Cool software doesn't really happen without the ability for apps to communicate and read/write the state of the system and communicate with other user level components. I maintain that at the core of each of these new annoying packages is genuine user need, combined with poor execution and massive feature creep.
And the reason for this:
- execution is actually difficult
- requirements management is more difficult
I think most people on this list would agree that the core requirements could have been/should be solved without creating a configuration nightmare and/or discarding the UNIX paradigm. I maintain that this can be accomplished by isolating the actual requirements that are the reason polkit/dbus are shipped on every system, and separating them from the "other things that these things also do".
Mind you, I'm not sure /why/ I care, maybe it's because I like using Linux. :)
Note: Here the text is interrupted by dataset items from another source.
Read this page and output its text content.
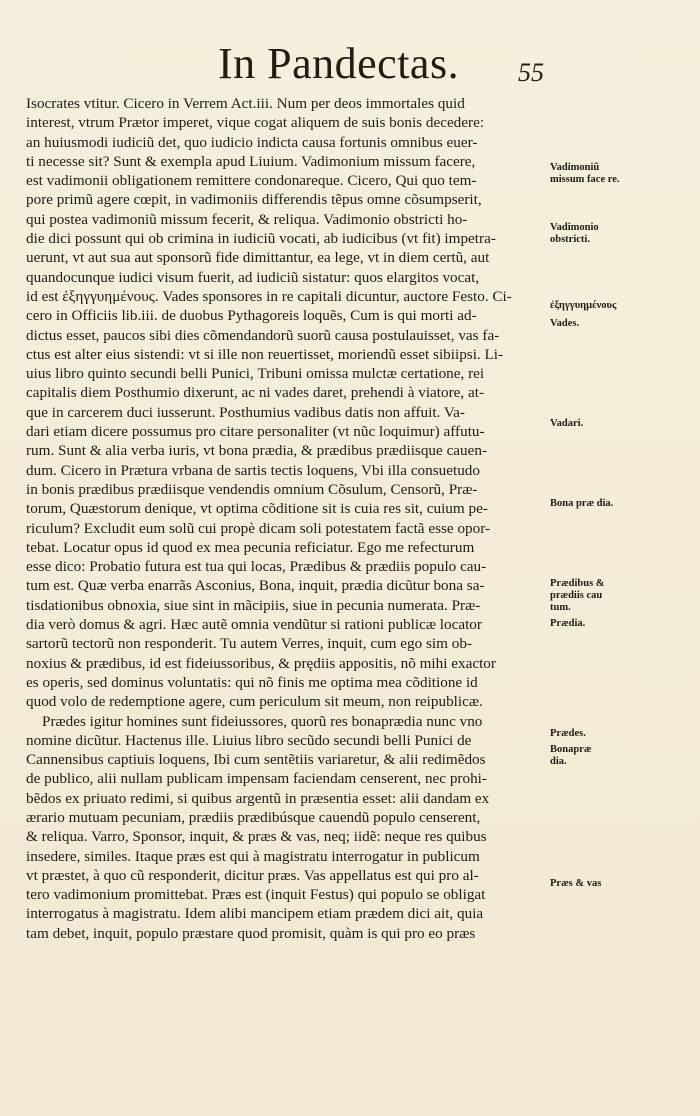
In Pandectas. 55
Isocrates vtitur. Cicero in Verrem Act.iii. Num per deos immortales quid
interest, vtrum Prætor imperet, vique cogat aliquem de suis bonis decedere:
an huiusmodi iudiciũ det, quo iudicio indicta causa fortunis omnibus euer-
ti necesse sit? Sunt & exempla apud Liuium. Vadimonium missum facere,
est vadimonii obligationem remittere condonareque. Cicero, Qui quo tem-
pore primũ agere cœpit, in vadimoniis differendis tẽpus omne cõsumpserit,
qui postea vadimoniũ missum fecerit, & reliqua. Vadimonio obstricti ho-
die dici possunt qui ob crimina in iudiciũ vocati, ab iudicibus (vt fit) impetra-
uerunt, vt aut sua aut sponsorũ fide dimittantur, ea lege, vt in diem certũ, aut
quandocunque iudici visum fuerit, ad iudiciũ sistatur: quos elargitos vocat,
id est ἐξηγγυημένους. Vades sponsores in re capitali dicuntur, auctore Festo. Ci-
cero in Officiis lib.iii. de duobus Pythagoreis loquẽs, Cum is qui morti ad-
dictus esset, paucos sibi dies cõmendandorũ suorũ causa postulauisset, vas fa-
ctus est alter eius sistendi: vt si ille non reuertisset, moriendũ esset sibiipsi. Li-
uius libro quinto secundi belli Punici, Tribuni omissa mulctæ certatione, rei
capitalis diem Posthumio dixerunt, ac ni vades daret, prehendi à viatore, at-
que in carcerem duci iusserunt. Posthumius vadibus datis non affuit. Va-
dari etiam dicere possumus pro citare personaliter (vt nũc loquimur) affutu-
rum. Sunt & alia verba iuris, vt bona prædia, & prædibus prædiisque cauen-
dum. Cicero in Prætura vrbana de sartis tectis loquens, Vbi illa consuetudo
in bonis prædibus prædiisque vendendis omnium Cõsulum, Censorũ, Præ-
torum, Quæstorum denique, vt optima cõditione sit is cuia res sit, cuium pe-
riculum? Excludit eum solũ cui propè dicam soli potestatem factã esse opor-
tebat. Locatur opus id quod ex mea pecunia reficiatur. Ego me refecturum
esse dico: Probatio futura est tua qui locas, Prædibus & prædiis populo cau-
tum est. Quæ verba enarrãs Asconius, Bona, inquit, prædia dicũtur bona sa-
tisdationibus obnoxia, siue sint in mãcipiis, siue in pecunia numerata. Præ-
dia verò domus & agri. Hæc autẽ omnia vendũtur si rationi publicæ locator
sartorũ tectorũ non responderit. Tu autem Verres, inquit, cum ego sim ob-
noxius & prædibus, id est fideiussoribus, & prędiis appositis, nõ mihi exactor
es operis, sed dominus voluntatis: qui nõ finis me optima mea cõditione id
quod volo de redemptione agere, cum periculum sit meum, non reipublicæ.
Prædes igitur homines sunt fideiussores, quorũ res bonaprædia nunc vno
nomine dicũtur. Hactenus ille. Liuius libro secũdo secundi belli Punici de
Cannensibus captiuis loquens, Ibi cum sentẽtiis variaretur, & alii redimẽdos
de publico, alii nullam publicam impensam faciendam censerent, nec prohi-
bẽdos ex priuato redimi, si quibus argentũ in præsentia esset: alii dandam ex
ærario mutuam pecuniam, prædiis prædibúsque cauendũ populo censerent,
& reliqua. Varro, Sponsor, inquit, & præs & vas, neq; iidẽ: neque res quibus
insedere, similes. Itaque præs est qui à magistratu interrogatur in publicum
vt præstet, à quo cũ responderit, dicitur præs. Vas appellatus est qui pro al-
tero vadimonium promittebat. Præs est (inquit Festus) qui populo se obligat
interrogatus à magistratu. Idem alibi mancipem etiam prædem dici ait, quia
tam debet, inquit, populo præstare quod promisit, quàm is qui pro eo præs
Vadimoniũ missum face re.
Vadimonio obstricti.
ἐξηγγυημένους
Vades.
Vadari.
Bona præ dia.
Prædibus & prædiis cau tum.
Prædia.
Prædes.
Bonapræ dia.
Præs & vas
> dbus as a generic object-and-message-passing mechanism seems per-se
> harmless enough, but the history of component software using a messaging
> bus (e.g., CORBA, KCOP, Microsoft's OLE) is wretched and wasteful enough
Yeah, dbus is extra sad considering that it came after all that. Message systems can be handy, but I agree: the implementation was (obviously?) not driven by requirements other than that of a developer going "wouldn't it be neat if I made a thing called dbus". My hypothesis is not "dbus is needed" but rather that "projects that use dbus are /sometimes/ driven by a genuine need that is not solved elsewhere". Hmm, perhaps scraping the dbus issue tracker for past feature requirements would confirm or disprove this..
I don't know, maybe it's not a solvable problem.